Я не обиделся и поехал уже в реальности. Еще поворот и я увидел одноэтажный домик, с традиционной крышей. Цветник был аккуратно убран. И на подъездной дорожке не стояло ни одного автомобиля. Я свернул туда и припарковался.
Заглушил мотор и постучал в дверь.
Дверь открыла мама Мэй. Я хотел представиться, но она оборвала меня и сказала, Минато, здравствуйте, Мэй последнее время о Вас только и говорила. Надежда зажглась в моем сердце.
Я прошел, сняв обувь на крыльца. Мама Мэй была неуловимо похожа на нее, с поправкой на годы, конечно.
Она рассказывала, что по телефону она обсуждала с дочерью только меня. И та выслала ей фотографии, по которым она меня сразу узнала. Она хвалила меня, передавая слова дочери. И надежда постепенно уходила. Мэй здесь не было уже очень давно. А ее мама все говорила и говорила. Она напоила меня чаем и даже не спросила, что я тут делаю. Она предложила подождать отца Мэй, быть может, решив, что я приехал просить руки ее дочери.
Но я не мог начать об этом разговор. Поскольку я не видел Мэй и не знал, где она. Я не знал, где Мэй и хочет ли она вообще меня видеть.
Час заканчивался и я вышел, сказав, что приехал по делам в этот город. Что заехал к ним случайно, решив проведать родственников своей коллеги по Университету.

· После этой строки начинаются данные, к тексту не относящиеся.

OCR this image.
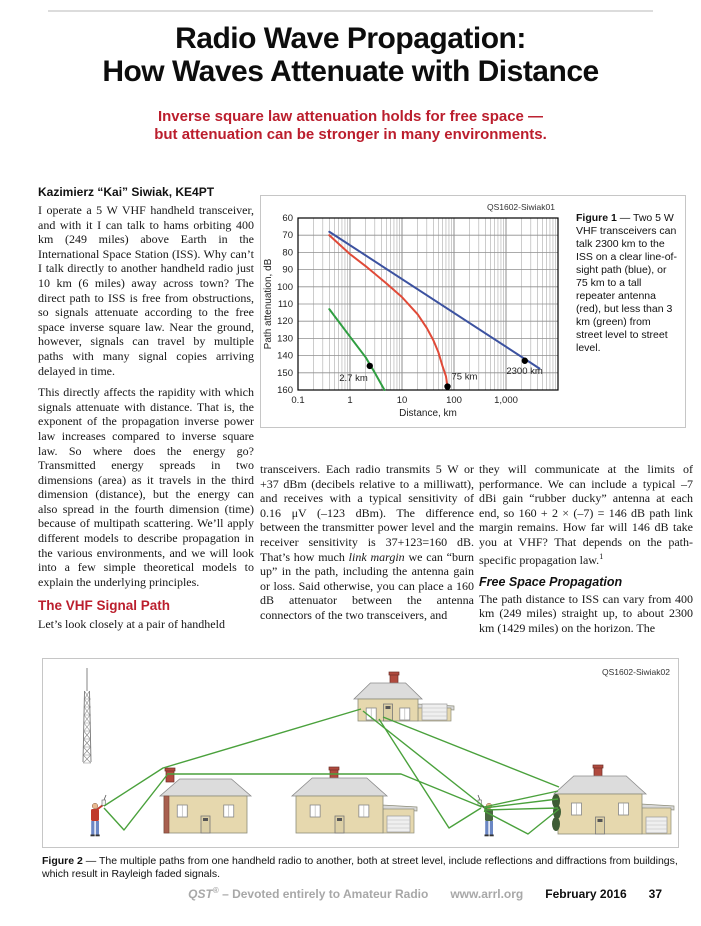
Radio Wave Propagation:
How Waves Attenuate with Distance
Inverse square law attenuation holds for free space —
but attenuation can be stronger in many environments.
Kazimierz “Kai” Siwiak, KE4PT

I operate a 5 W VHF handheld transceiver, and with it I can talk to hams orbiting 400 km (249 miles) above Earth in the International Space Station (ISS). Why can’t I talk directly to another handheld radio just 10 km (6 miles) away across town? The direct path to ISS is free from obstructions, so signals attenuate according to the free space inverse square law. Near the ground, however, signals can travel by multiple paths with many signal copies arriving delayed in time.

This directly affects the rapidity with which signals attenuate with distance. That is, the exponent of the propagation inverse power law increases compared to inverse square law. So where does the energy go? Transmitted energy spreads in two dimensions (area) as it travels in the third dimension (distance), but the energy can also spread in the fourth dimension (time) because of multipath scattering. We’ll apply different models to describe propagation in the various environments, and we will look into a few simple theoretical models to explain the underlying principles.

The VHF Signal Path

Let’s look closely at a pair of handheld

2300 km
75 km
2.7 km
0.1	1	10	100	1,000
60
70
80
90
100
110
120
130
140
150
160
Distance, km
Path attenuation, dB
QS1602-Siwiak01
Figure 1 — Two 5 W VHF transceivers can talk 2300 km to the ISS on a clear line-of-sight path (blue), or 75 km to a tall repeater antenna (red), but less than 3 km (green) from street level to street level.

transceivers. Each radio transmits 5 W or +37 dBm (decibels relative to a milliwatt), and receives with a typical sensitivity of 0.16 μV (–123 dBm). The difference between the transmitter power level and the receiver sensitivity is 37+123=160 dB. That’s how much link margin we can “burn up” in the path, including the antenna gain or loss. Said otherwise, you can place a 160 dB attenuator between the antenna connectors of the two transceivers, and

they will communicate at the limits of performance. We can include a typical –7 dBi gain “rubber ducky” antenna at each end, so 160 + 2 × (–7) = 146 dB path link margin remains. How far will 146 dB take you at VHF? That depends on the path-specific propagation law.$^1$

Free Space Propagation

The path distance to ISS can vary from 400 km (249 miles) straight up, to about 2300 km (1429 miles) on the horizon. The

QS1602-Siwiak02
Figure 2 — The multiple paths from one handheld radio to another, both at street level, include reflections and diffractions from buildings, which result in Rayleigh faded signals.
QST® – Devoted entirely to Amateur Radio www.arrl.org February 2016 37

И что меня еще ждут дела. Я достал с переднего сиденья цветы. Мама Мэй их взяла. И небольшое колье, с желтым алмазом по середине. Его стоимость была такова, что на него можно было укупить два таких дома.
Но мама Мэй его взяла, видимо решив, что это бижутерия.

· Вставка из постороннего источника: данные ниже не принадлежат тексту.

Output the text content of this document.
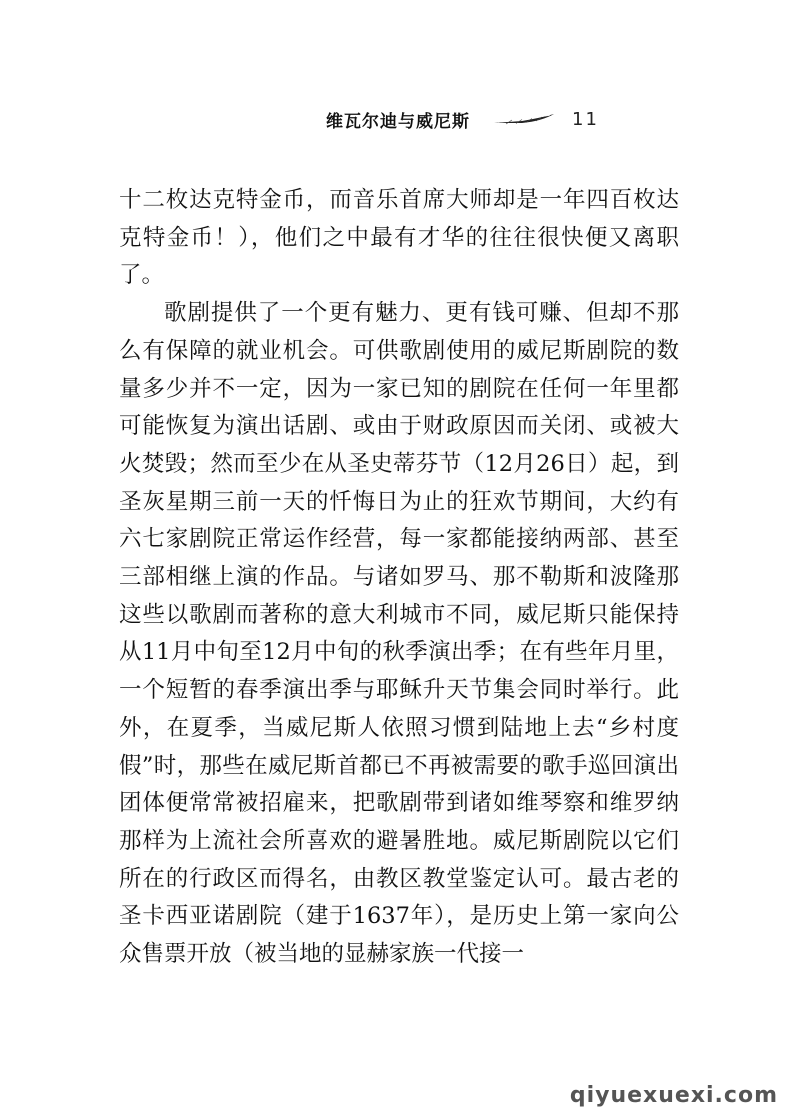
维瓦尔迪与威尼斯	11

十二枚达克特金币，而音乐首席大师却是一年四百枚达克特金币！），他们之中最有才华的往往很快便又离职了。

歌剧提供了一个更有魅力、更有钱可赚、但却不那么有保障的就业机会。可供歌剧使用的威尼斯剧院的数量多少并不一定，因为一家已知的剧院在任何一年里都可能恢复为演出话剧、或由于财政原因而关闭、或被大火焚毁；然而至少在从圣史蒂芬节（12月26日）起，到圣灰星期三前一天的忏悔日为止的狂欢节期间，大约有六七家剧院正常运作经营，每一家都能接纳两部、甚至三部相继上演的作品。与诸如罗马、那不勒斯和波隆那这些以歌剧而著称的意大利城市不同，威尼斯只能保持从11月中旬至12月中旬的秋季演出季；在有些年月里，一个短暂的春季演出季与耶稣升天节集会同时举行。此外，在夏季，当威尼斯人依照习惯到陆地上去“乡村度假”时，那些在威尼斯首都已不再被需要的歌手巡回演出团体便常常被招雇来，把歌剧带到诸如维琴察和维罗纳那样为上流社会所喜欢的避暑胜地。威尼斯剧院以它们所在的行政区而得名，由教区教堂鉴定认可。最古老的圣卡西亚诺剧院（建于1637年），是历史上第一家向公众售票开放（被当地的显赫家族一代接一

qiyuexuexi.com
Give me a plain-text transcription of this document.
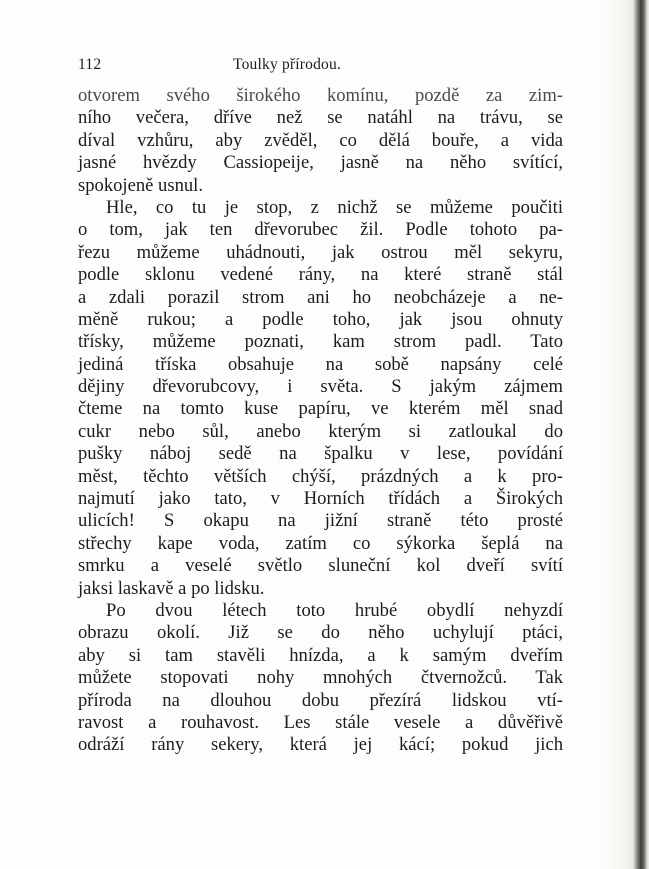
112	Toulky přírodou.
otvorem svého širokého komínu, pozdě za zim-
ního večera, dříve než se natáhl na trávu, se
díval vzhůru, aby zvěděl, co dělá bouře, a vida
jasné hvězdy Cassiopeije, jasně na něho svítící,
spokojeně usnul.
Hle, co tu je stop, z nichž se můžeme poučiti
o tom, jak ten dřevorubec žil. Podle tohoto pa-
řezu můžeme uhádnouti, jak ostrou měl sekyru,
podle sklonu vedené rány, na které straně stál
a zdali porazil strom ani ho neobcházeje a ne-
měně rukou; a podle toho, jak jsou ohnuty
třísky, můžeme poznati, kam strom padl. Tato
jediná tříska obsahuje na sobě napsány celé
dějiny dřevorubcovy, i světa. S jakým zájmem
čteme na tomto kuse papíru, ve kterém měl snad
cukr nebo sůl, anebo kterým si zatloukal do
pušky náboj sedě na špalku v lese, povídání
měst, těchto větších chýší, prázdných a k pro-
najmutí jako tato, v Horních třídách a Širokých
ulicích! S okapu na jižní straně této prosté
střechy kape voda, zatím co sýkorka šeplá na
smrku a veselé světlo sluneční kol dveří svítí
jaksi laskavě a po lidsku.
Po dvou létech toto hrubé obydlí nehyzdí
obrazu okolí. Již se do něho uchylují ptáci,
aby si tam stavěli hnízda, a k samým dveřím
můžete stopovati nohy mnohých čtvernožců. Tak
příroda na dlouhou dobu přezírá lidskou vtí-
ravost a rouhavost. Les stále vesele a důvěřivě
odráží rány sekery, která jej kácí; pokud jich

Я вышел из дома. Серый туман, не смотря, на то, что было только двенадцать, накрывал город. Мама сказала, что это часто бывает у них зимой.
И я поблагодарил за совет, быстрее делать дела и ехать обратно.
Я так и сделал. Аккуратно выехал. Пропуская детей и взрослых на «зебрах». Выскочил из города и уехал не оглядываясь. Туман преследовал меня еще несколько километров, но потом, словно обрезанный ножом кончился. Я ехал в спокойном февральском солнце. И у меня родились стихи.
Я ехал и не видел указателей и дорог я слышал ритм земли, неба и солнца.
В мартовском солнце, светлом и тонком
Золотом неба – в окладе иконка
Просто и тонко в синюю даль
Руки раскинуть - умер февраль.
Умер спокойно, в холоде ночи
Да я забыл, ты стала короче
Мука дневная стала длиннее
Я умирал пред Тобой на коленях.
Я не просил дома и хлеба,
Воинов сотни, новой победы,
Я не просил жизни и славы,
Только икону небом оправить.
Только раскинув руки лететь
Господи в Боге мне дай умереть.
Дай прикоснуться к воде ее муки
Господи, дай мне плечи и руки,
Дай мне надежду и веру и смысл
Ради чего умереть молодым.
Дай бесконечного неба пространство
Дай и свободы – устал я от рабства.
Дай исповедать душу и боль,
Дай ощутить слово Любовь…
Небо молчало, и гасло светило.
Белая тьма, умирая, чадила.
Лед мертвеца охлаждал до весны
Солнце погасло. Гасли кресты.
Богу молилась синяя даль.
Звонко и радостно. Умер февраль.
Я повторял эти строки, когда колеса отсчитывали километры, когда я сдавал машину и расплачивался за нее. Симпатичная, похожая на Мэй девушка, сидела за стойкой, но у меня не было времени, чтобы узнать, как ее зовут.
Стоп. Время все-таки было. И мы с ней провели некоторое время вместе. Но как зовут я так и не узнал. Она была для меня Мэй.
Я успел на поезд и он нес меня обратно. К Акари и работе. Домой.
Видимо, в поезде я задремал и мне снился сон. Моя Мэй идет в тумане, по полю, и мимо проносятся машины, а она их не видит и идет в своем белом кимоно.
Кимоно не пачкается от грязи. И я знаю, что в одной из машин еду я. Я проезжаю мою Мэй, но возвращаюсь назад. В поле и иду к ней навстречу. Потом бегу. Но обнимаю лишь туман.
Этот сон повторился два или три раза. Пока я не проснулся. Меня веждиво разбудил проводник и сказал, что поезд приехал в Токио. В вагоне было уже пусто. Я встал с кресла и мне показалось, что под ним туман. Я зажмурился, открыл глаза и туман исчез.
Я поблагодарил проводника и вышел.
Я приехал домой не поздно. Завтра был последний день перед свадьбой и Акари предупредила меня, что завтра она проведет ночь не со мной.
По традиции я должен был увидеть ее только в храме. В белом кимоно. С золотыми украшениям и поясом.